10 Facts About the 13th Amendment
29 SEP 2017
The 13th Amendment to the U.S. Constitution brought an end to slavery, something that the Founding Fathers were unable to reconcile when they wrote the original document more than 70 years earlier. The states that later became the Confederate States of America refused to accept language abolishing slavery in the original document. The 13th Amendment changed that, abolishing slavery throughout the United States.
1 Emancipation Proclamation Facts
After the decisive battle of Antietam in September 1862, when the Union beat the Confederate troops, President Lincoln issued the Emancipation Proclamation, declaring that all slaves in the rebelling states were free as of Jan.1, 1863. Lincoln realized that the Emancipation Proclamation was symbolic and began lobbying Congress to amend the U.S. Constitution to end slavery.
2 Legislative Approval
The Senate passed the amendment in April 1864. Some in Congress insisted on including provisions to prevent discrimination against former slaves, but that language never made it to final drafts. The Republican platform called for the complete elimination of slavery. Congressional Democrats favored restoration of states’ rights, including the possibility of states retaining the right to keep slaves. The House of Representatives debated different versions but did not immediately pass an amendment. Lincoln added passage to the Republican Party platform for the 1864 elections and in January 1865, the House of Representatives passed the amendment.
3 What it Says
The Senate Judiciary Committee drafted the final language of the two-section 13th Amendment. Section 1 of the amendment states that neither slavery nor involuntary servitude shall exist in the United States. Section 2 states that Congress has the authority to enforce the article through legislation.

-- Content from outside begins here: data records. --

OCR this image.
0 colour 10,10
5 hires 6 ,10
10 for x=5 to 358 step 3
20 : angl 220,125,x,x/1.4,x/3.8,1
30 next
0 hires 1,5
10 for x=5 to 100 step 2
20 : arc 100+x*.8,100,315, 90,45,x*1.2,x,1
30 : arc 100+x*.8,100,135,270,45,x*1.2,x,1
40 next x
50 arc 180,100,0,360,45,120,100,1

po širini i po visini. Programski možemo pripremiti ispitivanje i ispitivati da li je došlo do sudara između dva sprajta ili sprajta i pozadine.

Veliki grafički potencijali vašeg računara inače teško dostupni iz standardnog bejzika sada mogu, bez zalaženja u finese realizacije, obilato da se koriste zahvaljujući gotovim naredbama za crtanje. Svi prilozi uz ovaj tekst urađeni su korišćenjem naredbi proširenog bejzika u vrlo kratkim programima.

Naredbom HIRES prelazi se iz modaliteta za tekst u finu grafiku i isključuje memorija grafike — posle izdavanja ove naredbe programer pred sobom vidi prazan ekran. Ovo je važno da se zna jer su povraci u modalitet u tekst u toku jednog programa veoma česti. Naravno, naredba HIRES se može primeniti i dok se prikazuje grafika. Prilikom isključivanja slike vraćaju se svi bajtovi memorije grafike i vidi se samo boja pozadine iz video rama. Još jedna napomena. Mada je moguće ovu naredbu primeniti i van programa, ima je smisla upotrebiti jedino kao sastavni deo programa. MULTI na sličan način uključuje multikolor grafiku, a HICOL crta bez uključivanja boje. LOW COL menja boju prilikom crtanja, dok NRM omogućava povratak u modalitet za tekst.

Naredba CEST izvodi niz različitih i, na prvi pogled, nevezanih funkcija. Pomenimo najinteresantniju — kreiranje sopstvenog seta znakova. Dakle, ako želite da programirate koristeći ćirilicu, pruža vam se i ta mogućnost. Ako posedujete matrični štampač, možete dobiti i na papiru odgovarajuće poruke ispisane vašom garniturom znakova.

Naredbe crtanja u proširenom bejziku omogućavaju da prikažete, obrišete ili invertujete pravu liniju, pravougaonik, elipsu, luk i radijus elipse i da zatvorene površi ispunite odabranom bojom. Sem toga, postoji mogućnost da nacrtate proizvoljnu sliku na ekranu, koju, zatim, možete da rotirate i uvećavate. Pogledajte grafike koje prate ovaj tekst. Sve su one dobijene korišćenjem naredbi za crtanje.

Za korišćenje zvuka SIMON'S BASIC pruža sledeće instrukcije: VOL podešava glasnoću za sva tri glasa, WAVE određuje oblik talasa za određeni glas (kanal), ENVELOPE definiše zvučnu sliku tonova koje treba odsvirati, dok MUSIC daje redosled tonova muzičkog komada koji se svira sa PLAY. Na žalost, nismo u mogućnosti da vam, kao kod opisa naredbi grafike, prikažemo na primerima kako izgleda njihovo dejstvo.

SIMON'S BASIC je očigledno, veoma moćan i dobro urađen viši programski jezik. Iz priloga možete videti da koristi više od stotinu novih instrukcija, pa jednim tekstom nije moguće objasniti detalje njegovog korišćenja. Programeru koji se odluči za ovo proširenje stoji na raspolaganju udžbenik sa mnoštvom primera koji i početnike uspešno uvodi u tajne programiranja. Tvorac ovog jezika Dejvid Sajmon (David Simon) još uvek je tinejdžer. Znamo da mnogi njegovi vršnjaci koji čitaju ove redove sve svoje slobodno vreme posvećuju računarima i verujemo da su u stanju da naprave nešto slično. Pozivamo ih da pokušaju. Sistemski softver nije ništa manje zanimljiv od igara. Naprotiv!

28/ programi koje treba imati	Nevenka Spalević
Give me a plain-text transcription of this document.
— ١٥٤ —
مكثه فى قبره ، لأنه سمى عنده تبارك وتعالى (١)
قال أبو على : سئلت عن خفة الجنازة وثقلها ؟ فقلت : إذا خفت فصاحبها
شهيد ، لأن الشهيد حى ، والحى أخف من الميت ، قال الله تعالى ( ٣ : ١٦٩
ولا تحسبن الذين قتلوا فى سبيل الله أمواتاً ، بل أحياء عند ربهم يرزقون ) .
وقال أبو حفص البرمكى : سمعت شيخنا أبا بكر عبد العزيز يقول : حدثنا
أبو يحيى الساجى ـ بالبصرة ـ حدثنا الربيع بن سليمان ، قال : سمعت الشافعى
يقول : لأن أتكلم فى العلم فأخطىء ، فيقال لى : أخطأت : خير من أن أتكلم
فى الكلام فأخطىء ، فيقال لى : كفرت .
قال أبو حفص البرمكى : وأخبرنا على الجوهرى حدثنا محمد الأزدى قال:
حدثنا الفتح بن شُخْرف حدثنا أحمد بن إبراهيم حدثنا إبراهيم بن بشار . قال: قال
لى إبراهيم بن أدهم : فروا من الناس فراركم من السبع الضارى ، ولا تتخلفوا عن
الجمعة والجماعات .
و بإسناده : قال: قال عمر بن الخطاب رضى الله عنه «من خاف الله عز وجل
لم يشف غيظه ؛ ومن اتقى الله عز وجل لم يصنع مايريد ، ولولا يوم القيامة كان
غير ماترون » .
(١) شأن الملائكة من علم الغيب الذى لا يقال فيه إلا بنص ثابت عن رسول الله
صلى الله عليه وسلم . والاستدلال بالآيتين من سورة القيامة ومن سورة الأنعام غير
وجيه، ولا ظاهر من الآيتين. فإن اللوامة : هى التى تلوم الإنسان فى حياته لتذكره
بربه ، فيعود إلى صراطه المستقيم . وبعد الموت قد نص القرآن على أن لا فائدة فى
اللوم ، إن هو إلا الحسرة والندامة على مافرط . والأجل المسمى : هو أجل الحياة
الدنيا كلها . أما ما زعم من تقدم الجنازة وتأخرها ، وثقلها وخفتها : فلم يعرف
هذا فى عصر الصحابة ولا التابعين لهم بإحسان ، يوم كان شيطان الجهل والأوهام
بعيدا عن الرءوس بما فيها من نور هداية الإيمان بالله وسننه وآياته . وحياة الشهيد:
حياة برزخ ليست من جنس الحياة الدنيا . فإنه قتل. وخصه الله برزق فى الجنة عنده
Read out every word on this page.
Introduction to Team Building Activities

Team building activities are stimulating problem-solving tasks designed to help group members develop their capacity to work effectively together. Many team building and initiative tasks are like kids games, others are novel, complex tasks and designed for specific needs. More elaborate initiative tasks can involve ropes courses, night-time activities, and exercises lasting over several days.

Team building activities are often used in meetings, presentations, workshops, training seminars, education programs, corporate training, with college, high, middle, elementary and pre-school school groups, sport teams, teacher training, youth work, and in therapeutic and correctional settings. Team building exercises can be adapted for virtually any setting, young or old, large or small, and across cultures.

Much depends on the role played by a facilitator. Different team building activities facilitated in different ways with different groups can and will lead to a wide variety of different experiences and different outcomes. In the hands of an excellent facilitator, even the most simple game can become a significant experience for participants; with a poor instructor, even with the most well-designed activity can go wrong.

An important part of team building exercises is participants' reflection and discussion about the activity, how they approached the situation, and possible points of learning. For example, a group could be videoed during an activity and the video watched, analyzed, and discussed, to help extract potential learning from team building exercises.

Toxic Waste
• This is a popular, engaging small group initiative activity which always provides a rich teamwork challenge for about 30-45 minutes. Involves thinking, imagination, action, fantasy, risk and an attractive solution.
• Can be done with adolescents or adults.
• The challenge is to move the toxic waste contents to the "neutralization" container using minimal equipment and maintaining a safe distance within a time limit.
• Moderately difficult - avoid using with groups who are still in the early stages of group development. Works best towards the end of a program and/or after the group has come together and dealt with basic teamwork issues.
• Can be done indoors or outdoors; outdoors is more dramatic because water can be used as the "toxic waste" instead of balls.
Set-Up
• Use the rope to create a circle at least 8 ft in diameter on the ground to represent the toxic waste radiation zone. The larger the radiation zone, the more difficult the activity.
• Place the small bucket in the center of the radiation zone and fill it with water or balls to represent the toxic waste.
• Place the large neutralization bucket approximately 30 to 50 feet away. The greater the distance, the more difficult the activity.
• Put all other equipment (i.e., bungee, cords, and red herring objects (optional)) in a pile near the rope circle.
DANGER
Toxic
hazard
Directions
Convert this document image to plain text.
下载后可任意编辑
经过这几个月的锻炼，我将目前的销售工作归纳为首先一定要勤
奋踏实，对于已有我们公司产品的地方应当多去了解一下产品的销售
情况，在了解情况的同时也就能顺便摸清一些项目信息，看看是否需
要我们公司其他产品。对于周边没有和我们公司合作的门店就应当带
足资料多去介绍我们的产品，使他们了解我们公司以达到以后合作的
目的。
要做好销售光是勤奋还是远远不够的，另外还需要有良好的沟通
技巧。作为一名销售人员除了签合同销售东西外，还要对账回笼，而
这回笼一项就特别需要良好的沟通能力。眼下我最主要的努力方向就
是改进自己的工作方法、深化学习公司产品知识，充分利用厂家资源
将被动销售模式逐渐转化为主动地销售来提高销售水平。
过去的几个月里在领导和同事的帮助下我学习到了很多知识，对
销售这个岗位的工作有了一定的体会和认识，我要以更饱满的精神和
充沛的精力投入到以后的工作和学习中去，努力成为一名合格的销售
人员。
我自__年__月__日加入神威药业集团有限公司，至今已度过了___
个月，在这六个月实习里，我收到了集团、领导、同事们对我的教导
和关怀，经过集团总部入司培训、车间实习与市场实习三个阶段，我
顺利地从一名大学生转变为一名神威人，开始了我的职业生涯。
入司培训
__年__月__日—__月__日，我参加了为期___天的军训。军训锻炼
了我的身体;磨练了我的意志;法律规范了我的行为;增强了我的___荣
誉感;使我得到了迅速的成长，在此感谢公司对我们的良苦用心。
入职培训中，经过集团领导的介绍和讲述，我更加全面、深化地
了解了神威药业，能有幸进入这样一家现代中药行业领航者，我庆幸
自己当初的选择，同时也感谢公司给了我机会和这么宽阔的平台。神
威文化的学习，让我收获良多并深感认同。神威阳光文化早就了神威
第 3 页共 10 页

The language was borrowed from the Northwest Ordinance of 1787 that had banned slavery north of the Ohio River in the area that would become the states of Ohio, Michigan, Indiana, Illinois and Wisconsin.
4 The Ratification
Eighteen of the 27 states of the Union ratified the amendment in February 1865, the first month after Congress approved the change.The first to ratify the 13th Amendment was Illinois, on Feb. 1, a symbolic gesture given that Lincoln was from Illinois. Between March and July of 1865, five more states ratified. The last four states to ratify did so in November and December. Georgia was the last state to ratify, on Dec. 6, 1865.